La mossa "populista" su Autostrade, perseguita e gestita scientificamente, scalza definitivamente ogni altro competitor dentro la galassia grillina. Il successo del negoziato sul Recovery fund, giocato sul filo di lana fino all’ultimo e con una tattica tutta politica rispetto all’europeismo di Mario Monti, lo consacra di fatto come il leader di questa "cosa" che è l’alleanza Pd-M5s. Al tal punto che, a differenza dell’ex premier bocconiano, non ha davvero bisogno di farsi un partito suo: lo ha già.
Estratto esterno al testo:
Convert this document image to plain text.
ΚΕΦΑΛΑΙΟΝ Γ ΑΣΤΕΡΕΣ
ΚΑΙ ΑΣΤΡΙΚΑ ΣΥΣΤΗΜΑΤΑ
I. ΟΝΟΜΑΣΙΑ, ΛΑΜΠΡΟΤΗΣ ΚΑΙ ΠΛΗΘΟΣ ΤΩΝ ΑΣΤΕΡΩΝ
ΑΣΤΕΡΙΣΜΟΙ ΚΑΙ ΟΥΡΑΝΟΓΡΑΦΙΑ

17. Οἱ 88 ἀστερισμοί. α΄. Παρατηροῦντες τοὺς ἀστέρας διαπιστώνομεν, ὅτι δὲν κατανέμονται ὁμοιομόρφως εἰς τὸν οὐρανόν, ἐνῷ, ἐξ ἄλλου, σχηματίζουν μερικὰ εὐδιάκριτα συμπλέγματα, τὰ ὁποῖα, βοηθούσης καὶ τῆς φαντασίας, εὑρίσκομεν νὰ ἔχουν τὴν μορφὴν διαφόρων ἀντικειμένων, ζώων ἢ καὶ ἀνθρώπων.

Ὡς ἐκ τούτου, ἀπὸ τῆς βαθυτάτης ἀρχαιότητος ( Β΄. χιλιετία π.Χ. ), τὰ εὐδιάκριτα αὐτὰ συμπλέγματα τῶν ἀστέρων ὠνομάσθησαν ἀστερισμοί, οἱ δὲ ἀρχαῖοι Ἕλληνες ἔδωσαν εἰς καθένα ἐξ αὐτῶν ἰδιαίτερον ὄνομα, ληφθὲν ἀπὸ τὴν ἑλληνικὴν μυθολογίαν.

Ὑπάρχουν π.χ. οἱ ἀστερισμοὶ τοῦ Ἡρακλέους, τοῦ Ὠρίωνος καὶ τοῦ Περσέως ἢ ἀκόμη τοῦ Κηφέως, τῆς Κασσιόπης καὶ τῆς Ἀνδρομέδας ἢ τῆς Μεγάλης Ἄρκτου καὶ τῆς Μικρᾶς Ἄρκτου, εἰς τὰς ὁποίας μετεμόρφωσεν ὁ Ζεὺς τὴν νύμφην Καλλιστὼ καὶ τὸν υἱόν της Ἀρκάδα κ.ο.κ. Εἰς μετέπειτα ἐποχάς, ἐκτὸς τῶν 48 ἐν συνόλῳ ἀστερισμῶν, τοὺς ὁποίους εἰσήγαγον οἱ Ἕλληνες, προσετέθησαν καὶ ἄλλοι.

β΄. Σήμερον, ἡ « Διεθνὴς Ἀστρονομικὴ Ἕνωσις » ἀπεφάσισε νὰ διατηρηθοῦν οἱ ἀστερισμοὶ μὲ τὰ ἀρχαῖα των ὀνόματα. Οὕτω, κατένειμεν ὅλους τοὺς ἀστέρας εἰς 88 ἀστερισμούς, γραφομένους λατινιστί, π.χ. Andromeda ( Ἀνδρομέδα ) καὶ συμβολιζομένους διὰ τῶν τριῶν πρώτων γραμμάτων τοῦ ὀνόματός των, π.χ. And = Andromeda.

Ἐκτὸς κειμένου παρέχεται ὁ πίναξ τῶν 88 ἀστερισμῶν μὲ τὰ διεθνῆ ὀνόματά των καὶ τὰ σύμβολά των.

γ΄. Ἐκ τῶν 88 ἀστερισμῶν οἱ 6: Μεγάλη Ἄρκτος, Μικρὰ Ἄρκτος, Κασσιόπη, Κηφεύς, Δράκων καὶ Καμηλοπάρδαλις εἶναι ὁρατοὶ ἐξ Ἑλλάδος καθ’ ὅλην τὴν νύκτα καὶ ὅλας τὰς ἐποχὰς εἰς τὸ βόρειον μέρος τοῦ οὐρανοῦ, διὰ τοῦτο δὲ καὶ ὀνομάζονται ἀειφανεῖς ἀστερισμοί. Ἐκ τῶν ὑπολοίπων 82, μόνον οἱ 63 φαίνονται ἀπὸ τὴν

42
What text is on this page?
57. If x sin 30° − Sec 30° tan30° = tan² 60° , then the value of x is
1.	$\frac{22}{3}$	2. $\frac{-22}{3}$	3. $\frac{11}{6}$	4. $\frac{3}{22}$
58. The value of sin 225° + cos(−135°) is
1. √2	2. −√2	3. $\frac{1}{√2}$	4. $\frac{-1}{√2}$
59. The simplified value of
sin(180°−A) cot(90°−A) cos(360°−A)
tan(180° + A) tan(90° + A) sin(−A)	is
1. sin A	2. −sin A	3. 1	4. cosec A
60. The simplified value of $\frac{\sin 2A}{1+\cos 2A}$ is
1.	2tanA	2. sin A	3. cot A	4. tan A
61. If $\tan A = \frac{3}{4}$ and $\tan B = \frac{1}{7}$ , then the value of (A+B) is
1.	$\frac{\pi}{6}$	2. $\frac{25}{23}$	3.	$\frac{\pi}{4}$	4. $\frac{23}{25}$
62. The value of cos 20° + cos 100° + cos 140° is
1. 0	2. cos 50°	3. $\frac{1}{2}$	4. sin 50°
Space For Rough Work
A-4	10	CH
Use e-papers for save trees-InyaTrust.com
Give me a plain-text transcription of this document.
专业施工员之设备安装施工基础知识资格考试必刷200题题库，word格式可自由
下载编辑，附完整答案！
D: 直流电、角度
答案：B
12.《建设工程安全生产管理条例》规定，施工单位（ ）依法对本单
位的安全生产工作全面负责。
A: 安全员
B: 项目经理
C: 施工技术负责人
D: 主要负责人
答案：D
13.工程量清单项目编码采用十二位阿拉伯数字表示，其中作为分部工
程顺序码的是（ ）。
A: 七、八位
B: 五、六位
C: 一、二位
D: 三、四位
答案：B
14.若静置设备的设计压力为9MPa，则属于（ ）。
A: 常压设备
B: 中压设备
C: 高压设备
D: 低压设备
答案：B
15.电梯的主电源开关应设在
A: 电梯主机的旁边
E, d’altra parte, anche scontando una dose non minima di narcisismo (ben alimentata dal fido Rocco Casalino), in una stagione senza statisti, per Giuseppe Conte, professore e avvocato, che parla inglese e sa come ci si regola al mondo, può ben valere, come è stato osservato, il detto attribuito a Sant’Agostino: "Nulla se mi considero, molto se mi confronto".